The Dallas Creative Whose Workshops Give Everyone a Seat at the Table

When the Iman project hosts a flower design workshop, expect peonies and greenery on the farmhouse tables. Rose glasses sparkle in the background. And Bree Clarke, the organization’s founder, takes center stage to demonstrate the art of arranging.

The mood was different during last week’s virtual workshop. Clarke’s normally strong and clear voice wavered. Her hands were sweating and her chest was tight. She spoke to the participants as she repelled the tears.

“The past few days have been tough,” said Clarke. “Seeing our community and loved ones is hurt and saddened by what’s going on. It reminds me why I’m doing this.”

Clarke’s beautiful workshops grew out of a place of pain and exclusion. For years, Clarke had tried to integrate into the creative community of Dallas, taking part in courses, networking events and panels for influencers and artists. Despite her warm personality and perseverance, she never felt welcome. “Nobody spoke to me. Nobody looked like me. I’m an oversized black woman … I felt like I didn’t belong. “

When she wasn’t welcome in Dallas’ existing creative community, Clarke decided to create her own.

In 2017 she founded her lifestyle brand. She called it the Iman Project. Their goal was simple yet ambitious: to form a community in which all creative people are welcome, regardless of age, race, religion and area of ​​life. The Iman project hosts workshops, events, gatherings and more.

“I started [my On The Table workshop series simply] because I wasn’t invited to the table, ”says Clarke. In the past three years, Clarke has hosted more than 85 workshops. Each has a specific focus, such as floral designs, woodworking or calligraphy. Each attracts a diverse crowd of around 25 North Texans.

“No matter who you are, where you come from, where you are going, your background, your height, race, religion, age … you will feel like you belong to you,” she says.

“Racism is a trigger. It makes a lot of people uncomfortable. [As Black individuals we are sometimes taught] If you don’t think about it and don’t see it and don’t listen, you can shut out that sadness. “

Bree Clarke

While participants are initially drawn to the creative aspect, the workshops serve a larger purpose. Clarke envisioned them as safe spaces “for having awkward conversations” about diversity and inclusion. When participants work with their hands, they begin to open up and talk freely to each other, says Clarke.

However, if the past few weeks have shown something, there will be a lot more awkward conversations.

In previous workshops, Clarke liked to talk about diversity, not racism. “Racism is a trigger,” she said. “It makes a lot of people uncomfortable. [As Black individuals we are sometimes taught] If you don’t think about it and don’t see it and don’t listen, you can shut out that sadness. “

That sadness, says Clarke, is impossible to ignore. “I am disappointed in myself because I was hiding [how racism affected me] so long, ”said Clarke. “I am disappointed that I have to play it safe so that I don’t lose my support [from white followers and customers] because I made them uncomfortable. “

On the rare occasions that Clarke took the floor, she was referred to as a “hostile, aggressive, or crazy black woman,” she said. (She created a highlight on the Iman Project Instagram account that records some of these comments.)

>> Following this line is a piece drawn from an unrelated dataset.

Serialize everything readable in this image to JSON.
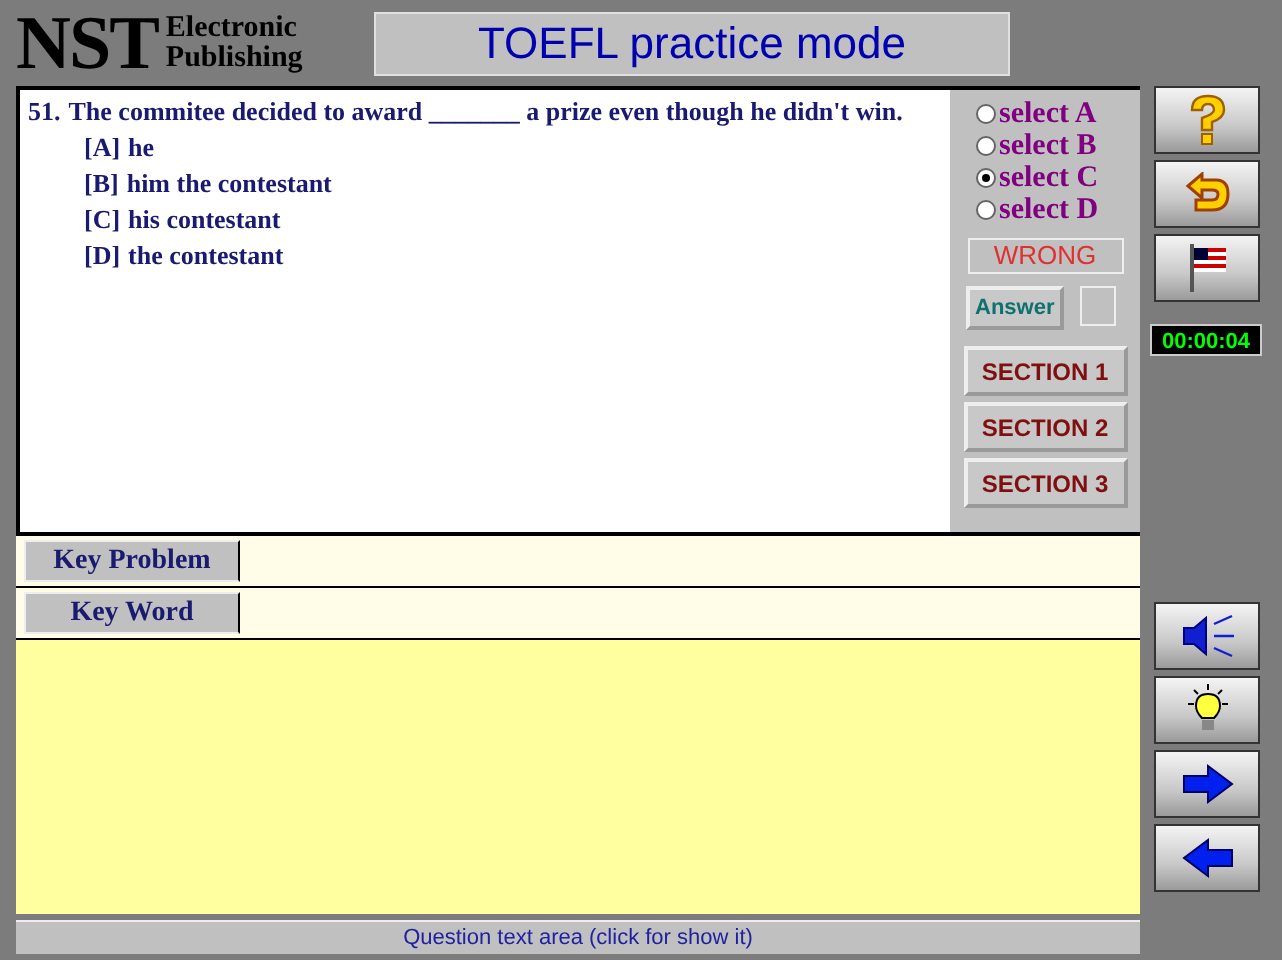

A few days ago, the Iman project’s “Wine and Design” virtual flower workshop was featured on an Instagram account highlighting local events. The problem? The Iman project was never mentioned, and neither was Clarke. In the meantime, both the florist and the wine seller have been tagged and mentioned.

Clarke commented, sharing her disappointment, and asking to be tagged and recognized for her work. “We’ve taken so much from ourselves, so much recognition that isn’t being given,” said Clarke. “And then we have to be silent about how we feel because we don’t want to rock the boat.

“If [the account] knew why I created this series, they would understand why I am so passionate when my name is mentioned. “

Clarke becomes a voice for justice and change. She goes to her Instagram Stories every day to share dull, honest, and painful reflections on racism with her 52,000 followers. She has pointed out abusive or exclusionary language on social media posts from local businesses. Nor is she afraid of posting popular reports that have shown racism in the past.

“[These companies] I won’t do better until you know better, ”she said. “When I comment – and it’s hard, really hard– I try to speak with compassion, not anger. “

Your eloquence has not gone unnoticed. Clarke is now recognized as the leader and voice for the Dallas black community. Last week she went on the air with the WFAA. Today she was invited to attend a bold talk panel hosted by Mark Cuban and the Dallas Mavericks at Victory Park.

“It’s like Pandora’s box,” she said. “[The fight against racism] can’t just be this week or next … we need to talk about it We have to find out. And we have to see what needs to be done. “

The next virtual Wine & Design workshop of the Iman project will take place on June 21st. The tickets are almost sold out. You can buy one here. When it is safe to resume in-person workshops, they will take place in the Iman project’s two bohemian cottages, which serve as event venues and creative studios. Scroll through our gallery and take a look at Little House on Routh and Little House of Bishop Arts.